Chimeric antigen receptor (CAR) T cell therapy is transforming cancer care for patients with cancers of the blood, but has proven especially challenging to develop against solid tumors.
Researchers at the Morgridge Institute and UW–Madison published new research in the journal Nature Biomedical Engineering using advanced metabolic imaging to better understand how cells function within the tumor microenvironment.
“Metabolism is one of the many factors that affects how T cells function within the tumor microenvironment, and hopefully one of the key factors that could inform what can be made better for these CAR T cells in a solid tumor,” says Dan Pham, a postdoctoral researcher in the lab of Morgridge Investigator Melissa Skala and first author of the study.
The tumor microenvironment is harsh and suppressive to immune cells with limited oxygen and glucose, both important elements for T cells to perform their function. However, during manufacturing, CAR T cells are grown in an artificial environment with unlimited nutrients and oxygen.
“When we put them in the body, we’re asking them, in a way, to survive in the wild,” says Skala. “Kind of like how you think of a captive lion being released into the wild — they don’t do so well.”
The Skala Lab uses a sensitive label-free imaging technique called optical metabolic imaging (OMI) to capture metabolic activity within the cells. A major benefit is being able to image a sample directly across many timepoints.
It also analyzes at the single-cell level, which can help differentiate populations that have stronger functional responses.
“This study hopefully supports the application of OMI to fill in the gaps in the analytical tools that people use for CAR T cell manufacturing,” says Pham. “Our measurements complement other metabolic assays from our collaborators so we can be certain in our validation.”
Collaborators include Morgridge metabolism investigator Jing Fan, UW pediatric oncologist and director of the Carbone Cancer Center Christian Capitini, and Wisconsin Institute for Discovery biomedical engineering investigator Kris Saha —who uses genomic editing tools like CRISPR CAS-9 to generate CAR T cells — and industry partner, Promega Corporation.
The researchers identified several windows of opportunity in the manufacturing process where optimization could result in a better therapeutic product, with a major focus on timing for gene editing.
“With OMI, we are able to sense when cells are entering the cell cycle, the optimal time for gene editing,” Pham says. “Over time, we can identify that peak when metabolism is supporting the cell cycle, and at that point they can do gene editing which would result in a higher percentage of CAR yield.”
Another area of optimization is in providing the right level of nutrients and metabolites at different manufacturing stages to enrich for the most functional T cells.
And at the end of the manufacturing process, OMI can help identify a product that would be more potent in vivo.

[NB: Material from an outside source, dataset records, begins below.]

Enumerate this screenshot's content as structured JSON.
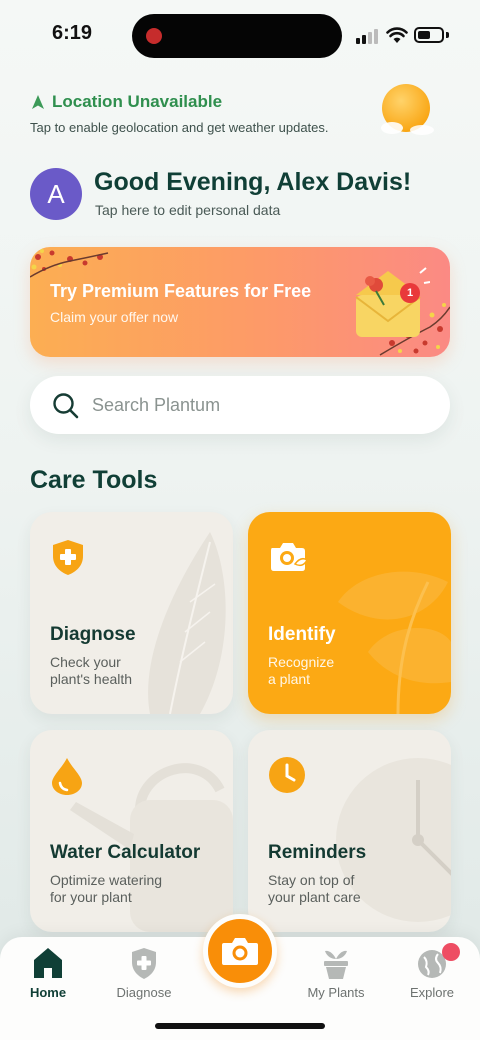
{
  "status_bar": {
    "time": "6:19"
  },
  "location": {
    "title": "Location Unavailable",
    "subtitle": "Tap to enable geolocation and get weather updates.",
    "weather_icon": "sun-icon"
  },
  "greeting": {
    "avatar_initial": "A",
    "title": "Good Evening, Alex Davis!",
    "subtitle": "Tap here to edit personal data"
  },
  "promo": {
    "title": "Try Premium Features for Free",
    "subtitle": "Claim your offer now",
    "badge_count": "1"
  },
  "search": {
    "placeholder": "Search Plantum"
  },
  "care_tools": {
    "title": "Care Tools",
    "cards": [
      {
        "title": "Diagnose",
        "desc_line1": "Check your",
        "desc_line2": "plant's health",
        "icon": "shield-plus-icon"
      },
      {
        "title": "Identify",
        "desc_line1": "Recognize",
        "desc_line2": "a plant",
        "icon": "camera-leaf-icon"
      },
      {
        "title": "Water Calculator",
        "desc_line1": "Optimize watering",
        "desc_line2": "for your plant",
        "icon": "water-drop-icon"
      },
      {
        "title": "Reminders",
        "desc_line1": "Stay on top of",
        "desc_line2": "your plant care",
        "icon": "clock-icon"
      }
    ]
  },
  "tabbar": {
    "items": [
      {
        "label": "Home",
        "icon": "home-icon",
        "active": true
      },
      {
        "label": "Diagnose",
        "icon": "shield-plus-icon"
      },
      {
        "label": "My Plants",
        "icon": "plant-pot-icon"
      },
      {
        "label": "Explore",
        "icon": "globe-icon"
      }
    ],
    "center_icon": "camera-icon"
  },
  "colors": {
    "brand_green": "#103f36",
    "accent_orange": "#fca914",
    "location_green": "#2f8f4e",
    "avatar_purple": "#6a5ac8"
  }
}
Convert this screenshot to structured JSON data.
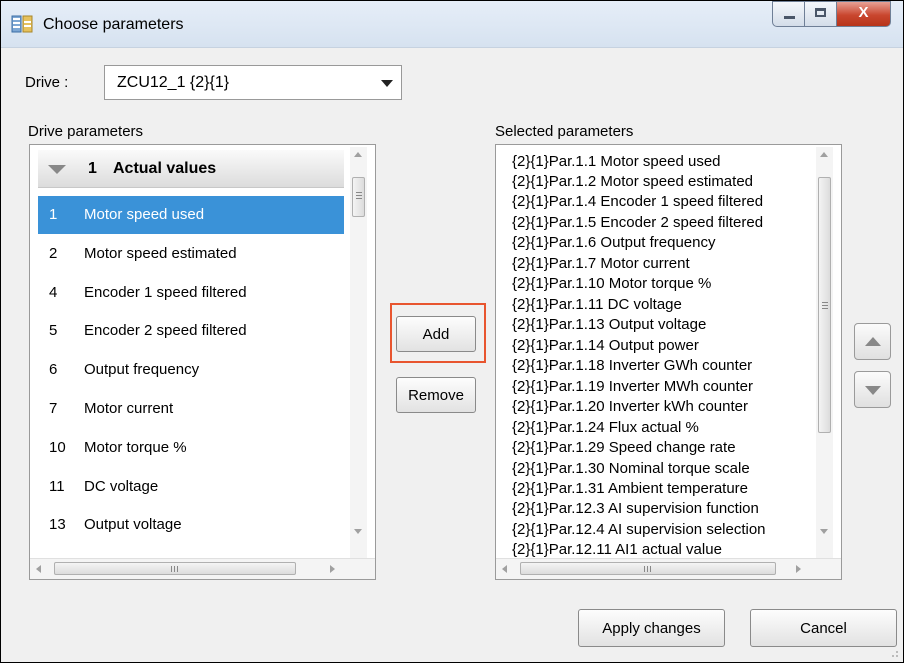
{
  "window": {
    "title": "Choose parameters",
    "close_label": "X"
  },
  "drive": {
    "label": "Drive :",
    "selected": "ZCU12_1 {2}{1}"
  },
  "drive_parameters": {
    "label": "Drive parameters",
    "group": {
      "number": "1",
      "label": "Actual values"
    },
    "items": [
      {
        "num": "1",
        "label": "Motor speed used",
        "selected": true
      },
      {
        "num": "2",
        "label": "Motor speed estimated"
      },
      {
        "num": "4",
        "label": "Encoder 1 speed filtered"
      },
      {
        "num": "5",
        "label": "Encoder 2 speed filtered"
      },
      {
        "num": "6",
        "label": "Output frequency"
      },
      {
        "num": "7",
        "label": "Motor current"
      },
      {
        "num": "10",
        "label": "Motor torque %"
      },
      {
        "num": "11",
        "label": "DC voltage"
      },
      {
        "num": "13",
        "label": "Output voltage"
      }
    ]
  },
  "actions": {
    "add_label": "Add",
    "remove_label": "Remove"
  },
  "selected_parameters": {
    "label": "Selected parameters",
    "items": [
      "{2}{1}Par.1.1  Motor speed used",
      "{2}{1}Par.1.2  Motor speed estimated",
      "{2}{1}Par.1.4  Encoder 1 speed filtered",
      "{2}{1}Par.1.5  Encoder 2 speed filtered",
      "{2}{1}Par.1.6  Output frequency",
      "{2}{1}Par.1.7  Motor current",
      "{2}{1}Par.1.10  Motor torque %",
      "{2}{1}Par.1.11  DC voltage",
      "{2}{1}Par.1.13  Output voltage",
      "{2}{1}Par.1.14  Output power",
      "{2}{1}Par.1.18  Inverter GWh counter",
      "{2}{1}Par.1.19  Inverter MWh counter",
      "{2}{1}Par.1.20  Inverter kWh counter",
      "{2}{1}Par.1.24  Flux actual %",
      "{2}{1}Par.1.29  Speed change rate",
      "{2}{1}Par.1.30  Nominal torque scale",
      "{2}{1}Par.1.31  Ambient temperature",
      "{2}{1}Par.12.3  AI supervision function",
      "{2}{1}Par.12.4  AI supervision selection",
      "{2}{1}Par.12.11  AI1 actual value"
    ]
  },
  "footer": {
    "apply_label": "Apply changes",
    "cancel_label": "Cancel"
  },
  "colors": {
    "selection": "#3a92d8",
    "highlight_border": "#e8552f",
    "close_button": "#c9462f"
  }
}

Pham says that this work is very much a proof of concept but ultimately demonstrates that OMI is sensitive enough to pinpoint these areas that could improve CAR T cell manufacturing. Since the technology is adaptable and scalable, there is potential to implement this tool in a large-scale manufacturing setting.
“There’s no point in building all this stuff unless you already know that you can impact the manufacturing process and predict which T cells will do better killing tumors in the body,” says Skala. “You have to establish all of that first, and once you do, then it’s worth building the technologies.”